BSP sticks to aggressive anti-inflation stance

November 17, 2022 - 7:26 PM
BSP building
Facade of the Bangko Sentral ng Pilipinas in Manila. (BSP/Released)
  • Central bank raises rates by 75 bps points
  • Aims to keep rate gap with U.S. from narrowing sharply
  • Peso weakness could affect price expectations — Medalla
  • Signals less aggressive tightening ahead

MANILA — The Philippine central bank raised its key policy rate by 75 basis points on Thursday and signalled more rate hikes ahead, worried by potential threats to the economy from a weakening peso and the prospect of entrenched inflation.

Bangko Sentral ng Pilipinas Governor Felipe Medalla, who had already signalled early this month that he would vote to hike rates by three-quarters of a point, has stressed that a hefty rate hike was needed to head off currency declines.

“(If peso weakness) is allowed to continue, that depreciation… could also trigger disanchoring of price expectations,” Medalla told a news briefing after the rate announcement.

“We do not want inflation to get out of hand and be entrenched,” he said, hinting of more tightening ahead, albeit at a less aggressive pace.

The central bank’s latest forecasts indicate that inflation would not return to the 2%-4% target range until 2024, after averaging 5.8% this year and 4.3% next year.

Medalla said he was confident that the economy, which expanded at a faster-than-expected 7.6% rate in the third quarter, could withstand further rate hikes.

Thursday’s adjustment, the sixth this year, brought the rate on the central bank’s overnight reverse repurchase facility to 5.0%, the highest in nearly 14 years, and compares with the U.S. Federal Reserve’s 3.75%-4% policy rate.

Medalla reiterated that a move that big was needed to match the Fed’s action and prevent a sharp narrowing of the differential between U.S. and Philippine rates.

A shrinking rate gap has spurred an 11% decline in the peso against the dollar so far this year and raised the cost of fuel and other imported goods, driving inflation in the Philippines last month to its highest in nearly 14 years.

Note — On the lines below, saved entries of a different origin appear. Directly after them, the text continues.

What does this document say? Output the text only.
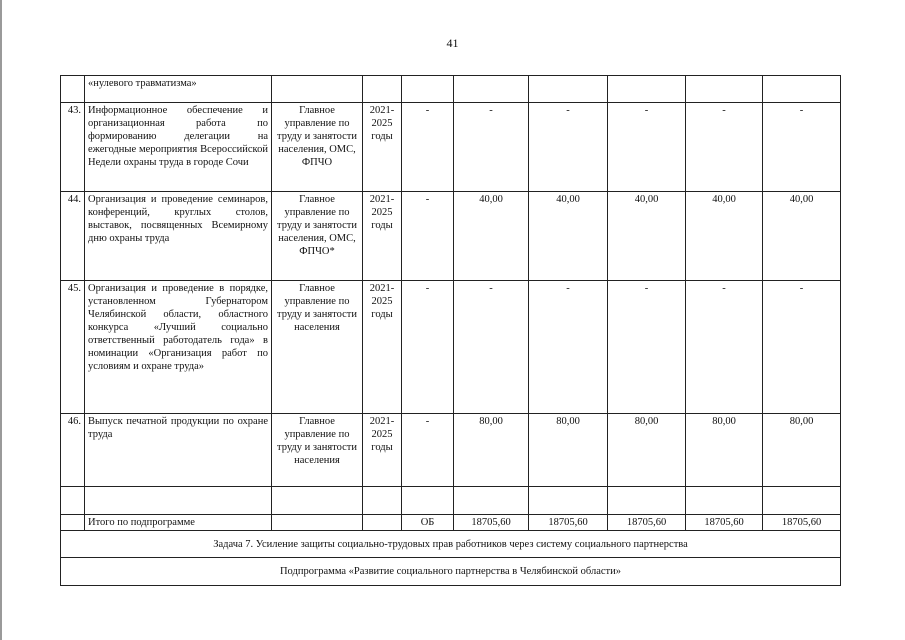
41
	«нулевого травматизма»								
43.	Информационное обеспечение и организационная работа по формированию делегации на ежегодные мероприятия Всероссийской Недели охраны труда в городе Сочи	Главное управление по труду и занятости населения, ОМС, ФПЧО	2021-2025 годы	-	-	-	-	-	-
44.	Организация и проведение семинаров, конференций, круглых столов, выставок, посвященных Всемирному дню охраны труда	Главное управление по труду и занятости населения, ОМС, ФПЧО*	2021-2025 годы	-	40,00	40,00	40,00	40,00	40,00
45.	Организация и проведение в порядке, установленном Губернатором Челябинской области, областного конкурса «Лучший социально ответственный работодатель года» в номинации «Организация работ по условиям и охране труда»	Главное управление по труду и занятости населения	2021-2025 годы	-	-	-	-	-	-
46.	Выпуск печатной продукции по охране труда	Главное управление по труду и занятости населения	2021-2025 годы	-	80,00	80,00	80,00	80,00	80,00

	Итого по подпрограмме			ОБ	18705,60	18705,60	18705,60	18705,60	18705,60
Задача 7. Усиление защиты социально-трудовых прав работников через систему социального партнерства									
Подпрограмма «Развитие социального партнерства в Челябинской области»									
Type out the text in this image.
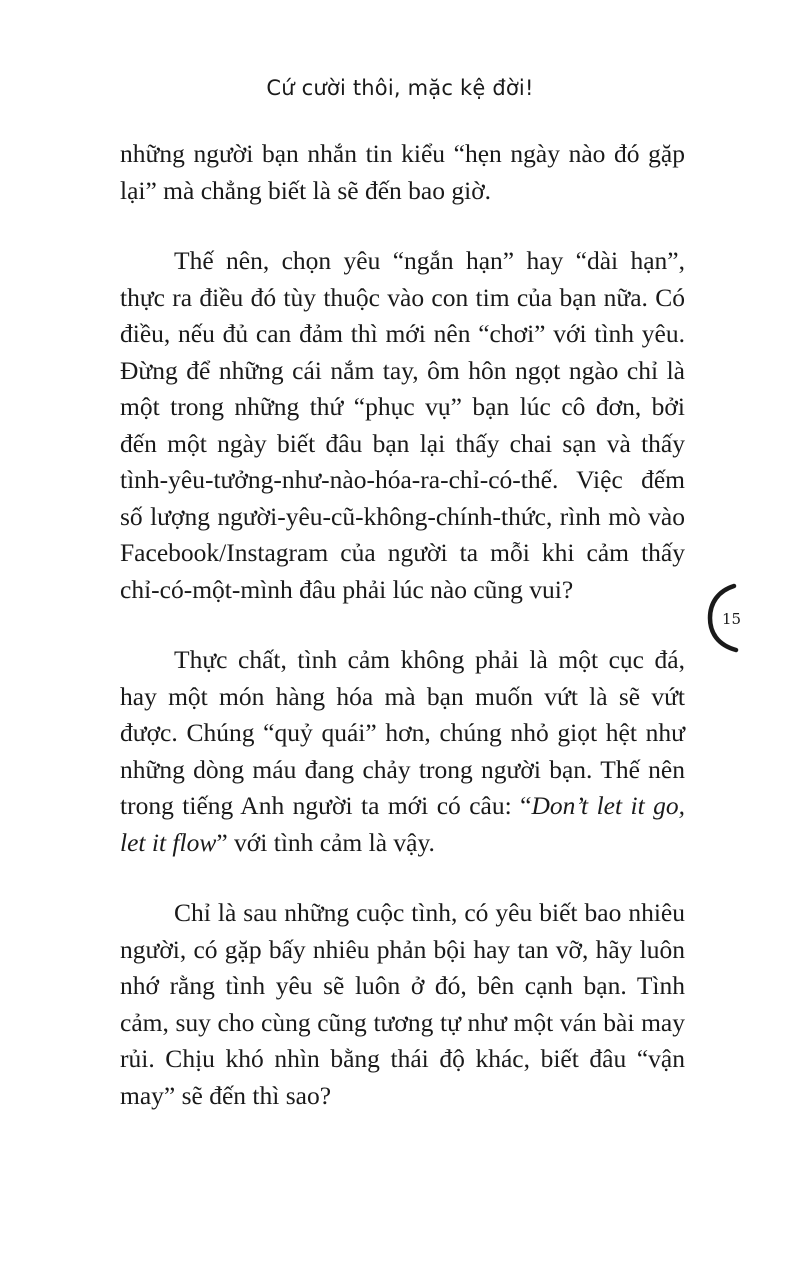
Cứ cười thôi, mặc kệ đời!

những người bạn nhắn tin kiểu “hẹn ngày nào đó gặp lại” mà chẳng biết là sẽ đến bao giờ.

Thế nên, chọn yêu “ngắn hạn” hay “dài hạn”, thực ra điều đó tùy thuộc vào con tim của bạn nữa. Có điều, nếu đủ can đảm thì mới nên “chơi” với tình yêu. Đừng để những cái nắm tay, ôm hôn ngọt ngào chỉ là một trong những thứ “phục vụ” bạn lúc cô đơn, bởi đến một ngày biết đâu bạn lại thấy chai sạn và thấy tình-yêu-tưởng-như-nào-hóa-ra-chỉ-có-thế. Việc đếm số lượng người-yêu-cũ-không-chính-thức, rình mò vào Facebook/Instagram của người ta mỗi khi cảm thấy chỉ-có-một-mình đâu phải lúc nào cũng vui?

Thực chất, tình cảm không phải là một cục đá, hay một món hàng hóa mà bạn muốn vứt là sẽ vứt được. Chúng “quỷ quái” hơn, chúng nhỏ giọt hệt như những dòng máu đang chảy trong người bạn. Thế nên trong tiếng Anh người ta mới có câu: “Don’t let it go, let it flow” với tình cảm là vậy.

Chỉ là sau những cuộc tình, có yêu biết bao nhiêu người, có gặp bấy nhiêu phản bội hay tan vỡ, hãy luôn nhớ rằng tình yêu sẽ luôn ở đó, bên cạnh bạn. Tình cảm, suy cho cùng cũng tương tự như một ván bài may rủi. Chịu khó nhìn bằng thái độ khác, biết đâu “vận may” sẽ đến thì sao?

15
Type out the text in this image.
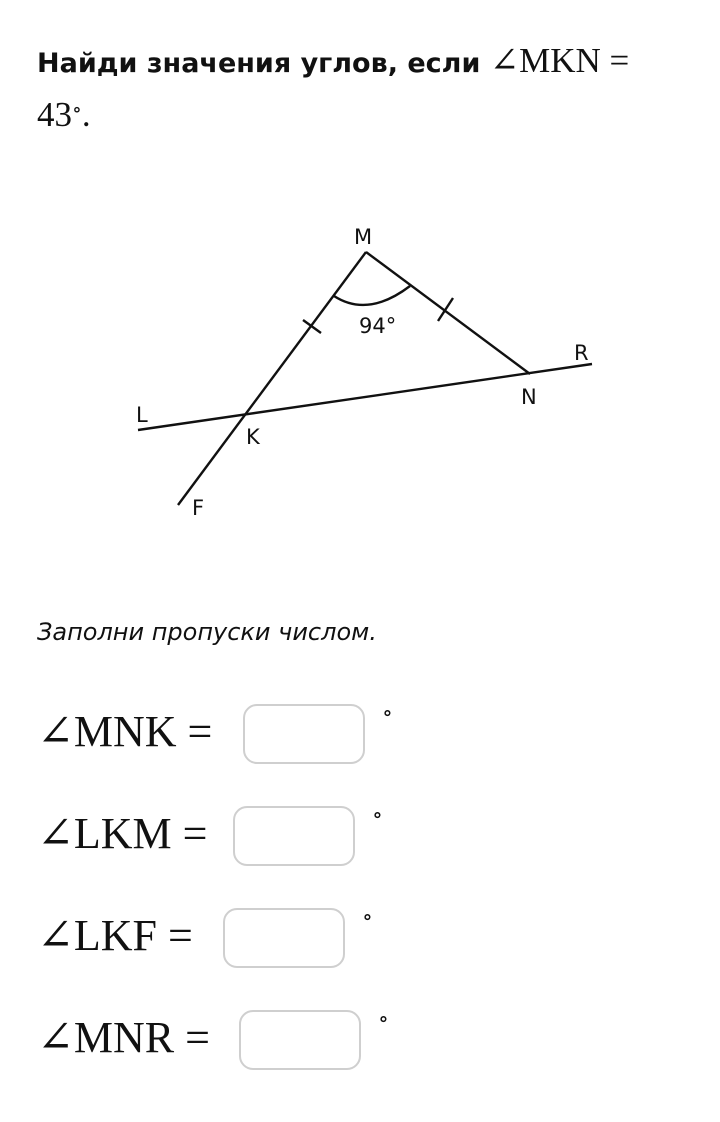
Найди значения углов, если ∠MKN =
43∘.
M
R
N
L
K
F
94°
Заполни пропуски числом.
∠MNK =	∘
∠LKM =	∘
∠LKF =	∘
∠MNR =	∘
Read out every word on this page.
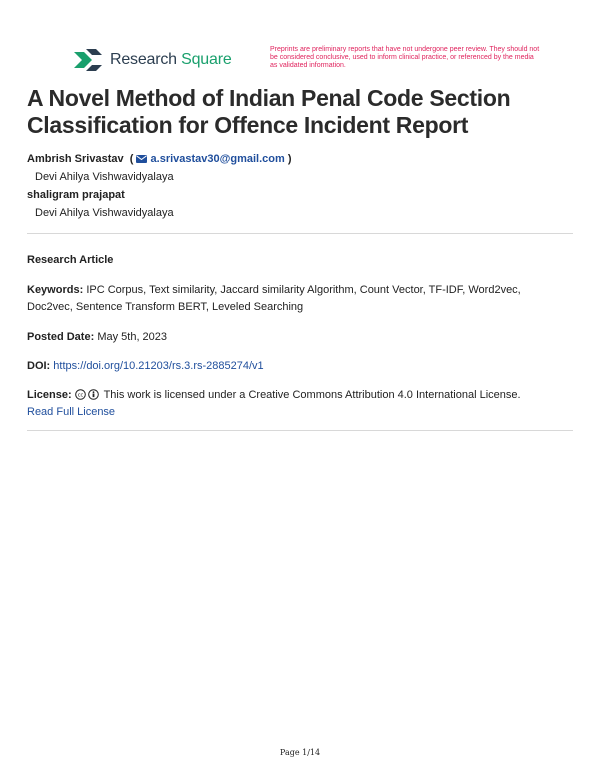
Research Square
Preprints are preliminary reports that have not undergone peer review. They should not be considered conclusive, used to inform clinical practice, or referenced by the media as validated information.
A Novel Method of Indian Penal Code Section Classification for Offence Incident Report
Ambrish Srivastav  ( a.srivastav30@gmail.com )
Devi Ahilya Vishwavidyalaya
shaligram prajapat
Devi Ahilya Vishwavidyalaya
Research Article
Keywords: IPC Corpus, Text similarity, Jaccard similarity Algorithm, Count Vector, TF-IDF, Word2vec, Doc2vec, Sentence Transform BERT, Leveled Searching
Posted Date: May 5th, 2023
DOI: https://doi.org/10.21203/rs.3.rs-2885274/v1
License: cc This work is licensed under a Creative Commons Attribution 4.0 International License.
Read Full License
Page 1/14
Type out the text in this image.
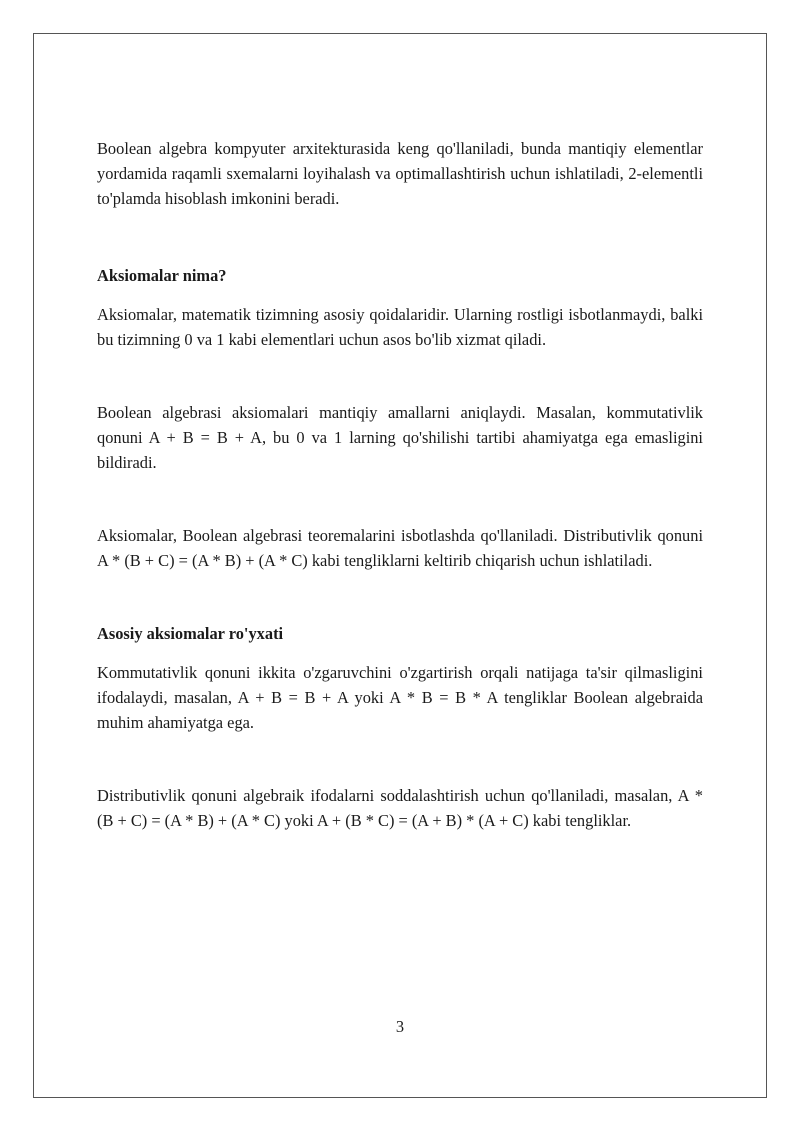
Boolean algebra kompyuter arxitekturasida keng qo'llaniladi, bunda mantiqiy elementlar yordamida raqamli sxemalarni loyihalash va optimallashtirish uchun ishlatiladi, 2-elementli to'plamda hisoblash imkonini beradi.

Aksiomalar nima?

Aksiomalar, matematik tizimning asosiy qoidalaridir. Ularning rostligi isbotlanmaydi, balki bu tizimning 0 va 1 kabi elementlari uchun asos bo'lib xizmat qiladi.

Boolean algebrasi aksiomalari mantiqiy amallarni aniqlaydi. Masalan, kommutativlik qonuni A + B = B + A, bu 0 va 1 larning qo'shilishi tartibi ahamiyatga ega emasligini bildiradi.

Aksiomalar, Boolean algebrasi teoremalarini isbotlashda qo'llaniladi. Distributivlik qonuni A * (B + C) = (A * B) + (A * C) kabi tengliklarni keltirib chiqarish uchun ishlatiladi.

Asosiy aksiomalar ro'yxati

Kommutativlik qonuni ikkita o'zgaruvchini o'zgartirish orqali natijaga ta'sir qilmasligini ifodalaydi, masalan, A + B = B + A yoki A * B = B * A tengliklar Boolean algebraida muhim ahamiyatga ega.

Distributivlik qonuni algebraik ifodalarni soddalashtirish uchun qo'llaniladi, masalan, A * (B + C) = (A * B) + (A * C) yoki A + (B * C) = (A + B) * (A + C) kabi tengliklar.

3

Medalla said the central bank would take a less aggressive stance in the future after Thursday’s move and an off-cycle 75 basis point rate increase in July.

“We will probably do less of the two recent, unusual, not run-of-the-mill actions,” he said.

With the Fed expected to continue hiking rates, however, economists believe the central bank will remain on its tightening path.

Emilio Neri, economist at the Bank of the Philippine Islands, said that if the Fed raises its policy rate to 5.25%, the Philippines’ overnight borrowing rate could exceed 6.0%.